SatGus launch party (great watch) https://space.crunchlabs.com/livestream https://www.youtube.com/live/6Zqe3SJVjUM?si=CB7_3YCQTx6GqZ1x (direct)

*SatGus is named after Phat Gus from Mark Robert's squirrel obstacle course.

rossdavidh

Website has a link to a YT video that explains it, but basically free service to upload your pic, get a selfie taken on satellite in space, sent back to you. Free.

Brajeshwar

A few years back, my co-founder and I thought we should try something outside of work, something interesting but that may not be useful but fun. But we disbanded after a few discussion round without building it.

A mobile app that will help you time and position yourself along the path of your "order" where a satellite flyby and take a selfie of earth with you in it. We realize that even at an expense it might not be able to make a person out of the bigger picture and the cost would be too high. Even after enhancement (our ML Model), it won't still make significant difference of value or fun.

quelup

I sent a selfie when the YT video came out. Even though it's basically a picture of a picture, I can't help but be excited that it's being taken from actual space. Great for getting the kids excited about what engineering can do.

glassofbees

I'm really curious about the technical constraints they're working with - how much bandwidth do they have in each direction, how many images does that allow for, what resolution/format/quality are they using, how many images are in the queue, etc

mickey475778

This is such a cool project! It's amazing how accessible space exploration is becoming with initiatives like this.

iambateman

This is pretty cool. We uploaded ours a few days ago and still waiting.

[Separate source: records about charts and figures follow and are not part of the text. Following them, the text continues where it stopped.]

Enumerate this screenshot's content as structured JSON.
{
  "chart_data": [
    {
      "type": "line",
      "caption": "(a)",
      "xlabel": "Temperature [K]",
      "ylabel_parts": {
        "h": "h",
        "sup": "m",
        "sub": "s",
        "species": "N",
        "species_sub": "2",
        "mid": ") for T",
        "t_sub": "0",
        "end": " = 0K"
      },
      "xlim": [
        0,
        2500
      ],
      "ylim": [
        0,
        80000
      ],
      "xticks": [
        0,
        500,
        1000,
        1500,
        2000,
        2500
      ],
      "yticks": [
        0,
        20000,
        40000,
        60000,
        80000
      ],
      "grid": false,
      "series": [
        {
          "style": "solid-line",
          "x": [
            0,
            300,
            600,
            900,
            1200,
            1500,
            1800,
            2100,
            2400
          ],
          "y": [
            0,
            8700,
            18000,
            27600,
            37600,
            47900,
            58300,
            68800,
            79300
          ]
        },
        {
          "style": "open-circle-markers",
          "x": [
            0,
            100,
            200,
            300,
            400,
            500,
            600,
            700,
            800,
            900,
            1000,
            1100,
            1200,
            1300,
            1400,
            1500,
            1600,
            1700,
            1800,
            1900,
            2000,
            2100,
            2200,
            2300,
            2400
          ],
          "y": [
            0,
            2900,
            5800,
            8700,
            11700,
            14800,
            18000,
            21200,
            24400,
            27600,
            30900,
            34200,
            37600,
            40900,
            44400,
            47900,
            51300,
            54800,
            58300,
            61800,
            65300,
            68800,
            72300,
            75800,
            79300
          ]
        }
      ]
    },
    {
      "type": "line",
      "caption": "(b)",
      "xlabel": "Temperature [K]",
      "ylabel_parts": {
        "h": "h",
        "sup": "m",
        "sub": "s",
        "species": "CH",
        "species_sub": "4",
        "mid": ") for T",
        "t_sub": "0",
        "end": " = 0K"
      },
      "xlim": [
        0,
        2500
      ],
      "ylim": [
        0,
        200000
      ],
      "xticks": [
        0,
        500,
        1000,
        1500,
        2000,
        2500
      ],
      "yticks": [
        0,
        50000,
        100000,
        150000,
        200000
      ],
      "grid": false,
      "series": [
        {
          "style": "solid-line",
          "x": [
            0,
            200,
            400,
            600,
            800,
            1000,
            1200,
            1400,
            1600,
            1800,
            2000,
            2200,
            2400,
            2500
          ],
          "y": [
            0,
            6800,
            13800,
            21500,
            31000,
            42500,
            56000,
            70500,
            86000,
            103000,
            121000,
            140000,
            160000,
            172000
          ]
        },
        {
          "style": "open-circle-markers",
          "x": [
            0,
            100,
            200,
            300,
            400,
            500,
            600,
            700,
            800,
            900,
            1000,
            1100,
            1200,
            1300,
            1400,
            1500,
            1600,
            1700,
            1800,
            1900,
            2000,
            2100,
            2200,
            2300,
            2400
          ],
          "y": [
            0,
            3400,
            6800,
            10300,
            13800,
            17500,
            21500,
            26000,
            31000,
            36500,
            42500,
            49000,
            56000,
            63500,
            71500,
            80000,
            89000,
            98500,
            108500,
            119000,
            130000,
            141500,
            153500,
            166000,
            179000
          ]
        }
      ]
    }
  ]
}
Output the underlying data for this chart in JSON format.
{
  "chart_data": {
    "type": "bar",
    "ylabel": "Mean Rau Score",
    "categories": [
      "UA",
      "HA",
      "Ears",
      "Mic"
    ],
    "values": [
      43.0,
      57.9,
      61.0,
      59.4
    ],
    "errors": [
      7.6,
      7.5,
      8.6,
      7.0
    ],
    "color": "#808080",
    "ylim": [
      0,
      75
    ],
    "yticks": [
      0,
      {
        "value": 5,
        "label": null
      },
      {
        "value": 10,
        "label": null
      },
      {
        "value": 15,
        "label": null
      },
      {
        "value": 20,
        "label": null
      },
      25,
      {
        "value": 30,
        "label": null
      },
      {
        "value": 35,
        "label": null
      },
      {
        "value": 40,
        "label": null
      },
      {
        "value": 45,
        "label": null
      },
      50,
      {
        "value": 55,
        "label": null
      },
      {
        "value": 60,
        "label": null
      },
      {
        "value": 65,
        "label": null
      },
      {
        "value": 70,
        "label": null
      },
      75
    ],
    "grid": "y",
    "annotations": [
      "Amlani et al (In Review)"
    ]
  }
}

My five year old son is pumped

layer8

From the FAQ it sounds like it may take a few months:

“The first batch of selfies should be returning mid-summer and we will email you ahead of time. If you want to jump closer to the front of the queue and not wait a few months, please make sure you are an active CrunchLabs subscriber (Build Box, Hack Pack). Or, if you're an educator, send an email to help@crunchlabs.com and let us know that your selfie is a class photo and we'll take your selfie first!”

ElijahLynn

Yup, got that same message!

Still an amazing thing though!

My son and I watched the launch video where they sent it up to space. Highly recommend watching that with whoever you're going to take the selfie with!

pinoy420

[dead]

jayknight

Is there a limit to what you can upload? I figure they're not just going to let people upload a million pictures, but can I do one per kid?

roydivision

It seems from my own upload that you are limited to one / email address. So yes you could just use a bunch of aliases, but I guess they're banking on most people only having access to a few addresses.

encoderer

My 7 year old got into rober videos about a year ago. Really hope she always prefers this kind of stuff to junk food like Mr Beast.

icameron

Shoot it’s getting a 504 Gateway timeout. Must be trending!